Irradiation is not common in the pepper business due to the costs it adds.  But Grabowski adds: “If its does turn out that pepper is the indisputable source, I think we will probably see irradiation become a standard operating procedure.

Grabowski declined to name Daniele’s suppliers “for issues of liability and so forth at this point.”  He said that’s up to FSIS.

 

UPDATE: The process McCormick uses does not involve irradiation.

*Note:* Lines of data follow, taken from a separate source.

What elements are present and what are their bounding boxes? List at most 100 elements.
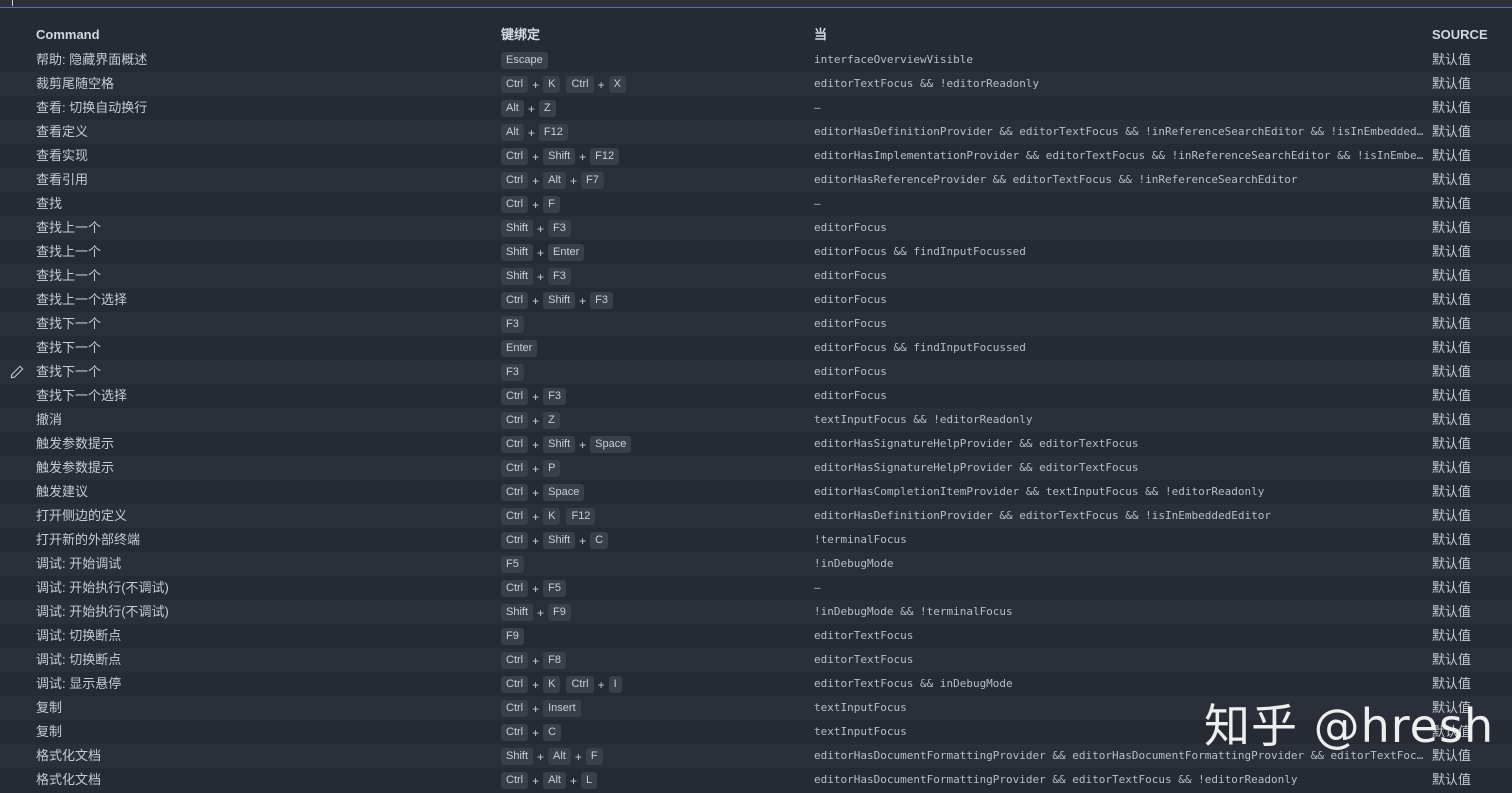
table-row[interactable]: 查看: 切换自动换行 Alt + Z — 默认值 [0, 96, 1512, 120]
keybinding-cell: Alt + Z [501, 96, 801, 121]
table-row[interactable]: 打开侧边的定义 Ctrl + K F12 editorHasDefinitionProvi… [0, 504, 1512, 528]
plus-separator: + [569, 773, 577, 788]
key-label: F9 [501, 628, 524, 646]
column-header-source[interactable]: SOURCE [1432, 22, 1512, 48]
key-chord: Ctrl + P [501, 456, 561, 481]
command-cell: 帮助: 隐藏界面概述 [36, 52, 148, 67]
key-label: Ctrl [501, 460, 529, 478]
key-label: Ctrl [501, 196, 529, 214]
source-cell: 默认值 [1432, 604, 1472, 619]
keybinding-cell: F3 [501, 312, 801, 336]
table-row[interactable]: 查找下一个 F3 editorFocus 默认值 [0, 360, 1512, 384]
source-cell: 默认值 [1432, 436, 1472, 451]
table-row[interactable]: 查找 Ctrl + F — 默认值 [0, 192, 1512, 216]
key-label: F3 [501, 364, 524, 382]
command-cell: 触发参数提示 [36, 436, 115, 451]
plus-separator: + [537, 605, 545, 620]
table-row[interactable]: 查找下一个选择 Ctrl + F3 editorFocus 默认值 [0, 384, 1512, 408]
table-row[interactable]: 查看实现 Ctrl + Shift + F12 editorHasImplementatio… [0, 144, 1512, 168]
key-label: Ctrl [501, 772, 529, 790]
plus-separator: + [532, 581, 540, 596]
key-chord: F12 [566, 504, 596, 528]
key-label: Ctrl [566, 676, 594, 694]
table-row[interactable]: 查找上一个选择 Ctrl + Shift + F3 editorFocus 默认值 [0, 288, 1512, 312]
table-row[interactable]: 复制 Ctrl + CtextInputFocus 默认值 [0, 720, 1512, 744]
keybinding-cell: Ctrl + K Ctrl + I [501, 672, 801, 697]
keybinding-cell: Ctrl + C [501, 720, 801, 745]
table-row[interactable]: 查找下一个 F3 editorFocus 默认值 [0, 312, 1512, 336]
key-label: Shift [543, 436, 576, 454]
table-row[interactable]: 调试: 开始调试 F5 !inDebugMode 默认值 [0, 552, 1512, 576]
table-row[interactable]: 查找下一个 Enter editorFocus && findInputFocuss… [0, 336, 1512, 360]
source-cell: 默认值 [1432, 508, 1472, 523]
column-header-keybinding[interactable]: 键绑定 [501, 22, 801, 48]
key-label: Shift [501, 220, 534, 238]
table-row[interactable]: 撤消 Ctrl + ZtextInputFocus && !editorReadonl… [0, 408, 1512, 432]
source-cell: 默认值 [1432, 244, 1472, 259]
when-cell: editorFocus [814, 317, 887, 330]
key-label: Ctrl [566, 76, 594, 94]
command-cell: 调试: 显示悬停 [36, 676, 122, 691]
table-row[interactable]: 调试: 显示悬停 Ctrl + K Ctrl + IeditorTextFocus && i… [0, 672, 1512, 696]
table-row[interactable]: 调试: 切换断点 Ctrl + F8 editorTextFocus 默认值 [0, 648, 1512, 672]
column-header-when[interactable]: 当 [814, 22, 1426, 48]
source-cell: 默认值 [1432, 532, 1472, 547]
command-cell: 查找上一个 [36, 268, 102, 283]
source-cell: 默认值 [1432, 556, 1472, 571]
plus-separator: + [579, 149, 587, 164]
keybinding-cell: Ctrl + Shift + C [501, 528, 801, 553]
table-row[interactable]: 查看引用 Ctrl + Alt + F7 editorHasReferenceProvide… [0, 168, 1512, 192]
key-label: Ctrl [501, 508, 529, 526]
table-row[interactable]: 格式化文档 Ctrl + Alt + LeditorHasDocumentFormatti… [0, 768, 1512, 792]
edit-keybinding-icon[interactable] [10, 365, 24, 379]
key-label: Alt [548, 748, 571, 766]
key-label: Shift [543, 292, 576, 310]
key-label: F [543, 196, 560, 214]
source-cell: 默认值 [1432, 172, 1472, 187]
command-cell: 查看实现 [36, 148, 89, 163]
table-row[interactable]: 查看定义 Alt + F12 editorHasDefinitionProvider &… [0, 120, 1512, 144]
table-row[interactable]: 调试: 切换断点 F9 editorTextFocus 默认值 [0, 624, 1512, 648]
table-row[interactable]: 格式化文档 Shift + Alt + FeditorHasDocumentFormatt… [0, 744, 1512, 768]
table-row[interactable]: 复制 Ctrl + Insert textInputFocus 默认值 [0, 696, 1512, 720]
table-header: Command 键绑定 当 SOURCE [0, 22, 1512, 48]
key-label: F5 [543, 580, 566, 598]
table-row[interactable]: 查找上一个 Shift + F3 editorFocus 默认值 [0, 264, 1512, 288]
command-cell: 查找 [36, 196, 63, 211]
when-cell: !terminalFocus [814, 533, 907, 546]
table-row[interactable]: 打开新的外部终端 Ctrl + Shift + C !terminalFocus 默认值 [0, 528, 1512, 552]
keybinding-cell: Alt + F12 [501, 120, 801, 145]
table-row[interactable]: 触发参数提示 Ctrl + Shift + Space editorHasSignature… [0, 432, 1512, 456]
source-cell: 默认值 [1432, 388, 1472, 403]
table-row[interactable]: 触发建议 Ctrl + Space editorHasCompletionItemPro… [0, 480, 1512, 504]
source-cell: 默认值 [1432, 196, 1472, 211]
table-row[interactable]: 调试: 开始执行(不调试) Shift + F9 !inDebugMode && !te… [0, 600, 1512, 624]
key-chord: Escape [501, 48, 548, 72]
key-label: Enter [501, 340, 538, 358]
table-row[interactable]: 查找上一个 Shift + Enter editorFocus && findInput… [0, 240, 1512, 264]
key-label: I [608, 676, 622, 694]
when-cell: — [814, 581, 821, 594]
command-cell: 查找上一个 [36, 244, 102, 259]
when-cell: editorFocus && findInputFocussed [814, 341, 1026, 354]
table-row[interactable]: 帮助: 隐藏界面概述 Escape interfaceOverviewVisible… [0, 48, 1512, 72]
plus-separator: + [527, 125, 535, 140]
text-caret [12, 0, 13, 6]
plus-separator: + [532, 461, 540, 476]
keybinding-cell: Ctrl + Alt + F7 [501, 168, 801, 193]
when-cell: editorHasImplementationProvider && edito… [814, 149, 1426, 162]
table-row[interactable]: 触发参数提示 Ctrl + PeditorHasSignatureHelpProvid… [0, 456, 1512, 480]
key-label: Ctrl [501, 436, 529, 454]
table-row[interactable]: 裁剪尾随空格 Ctrl + K Ctrl + XeditorTextFocus && !ed… [0, 72, 1512, 96]
table-row[interactable]: 调试: 开始执行(不调试) Ctrl + F5 — 默认值 [0, 576, 1512, 600]
search-keybindings-input[interactable] [0, 0, 1512, 8]
column-header-command[interactable]: Command [36, 22, 486, 48]
key-label: Alt [543, 172, 566, 190]
source-cell: 默认值 [1432, 772, 1472, 787]
source-cell: 默认值 [1432, 748, 1472, 763]
table-row[interactable]: 查找上一个 Shift + F3 editorFocus 默认值 [0, 216, 1512, 240]
plus-separator: + [532, 173, 540, 188]
command-cell: 查找上一个选择 [36, 292, 128, 307]
plus-separator: + [532, 413, 540, 428]
key-label: X [608, 76, 626, 94]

“McCormick & Company, Inc. treats its black pepper to control pathogens using a proprietary steam sterilization system and other common treatment techniques. The McCormick US Consumer Products Division does not irradiate any of its consumer products at present and has no plans to do so in the future,”says John G. McCormick, vice president for corporate communications and community relations. “Furthermore, product produced for our Industrial food customers is treated by the processes described above.  We will only send product out for irradiation if specifically directed to do so by that Industrial food customer (it is not a common request).”

© Food Safety News
  • jmunsell

    It is well past time that we seriously consider the advantages of irradiation. Since Omaha Steaks and Schwanns introduced irradiated ground beef, the sales at both companies have increased. This fact not only shows that irradiated meat is acceptable by a certain % of consumers, but it also reveals that those same consumers have lost confidence in the wholesomeness of some meat products. Domestic consumers should have the right to choose between irradiated and non-irradiated meat products.
    On another note: since the Salami had been sold as fully cooked, ready to eat, but still sickened consumers, it reveals that the cooking process at the meat plant was not adequate, but should have been. As long as such scenarios continue to recurr, if we desire that consumers maintain or increase their per capita consumption of meat, we will need to make the meat safer, and irradiation is an efficient way to accomplish that goal. John Munsell

  • John Munsell

    It is well past time that we seriously consider the advantages of irradiation. Since Omaha Steaks and Schwanns introduced irradiated ground beef, the sales at both companies have increased. This fact not only shows that irradiated meat is acceptable by a certain % of consumers, but it also reveals that those same consumers have lost confidence in the wholesomeness of some meat products. Domestic consumers should have the right to choose between irradiated and non-irradiated meat products.
    On another note: since the Salami had been sold as fully cooked, ready to eat, but still sickened consumers, it reveals that the cooking process at the meat plant was not adequate, but should have been. As long as such scenarios continue to recurr, if we desire that consumers maintain or increase their per capita consumption of meat, we will need to make the meat safer, and irradiation is an efficient way to accomplish that goal. John Munsell

  • Anonymous

    To the above commenter, did you think that maybe the pepper was applied to the ready-to-eat salami? If the pepper was sold to the company as ready-to-eat, there would be no need to re-cook the product.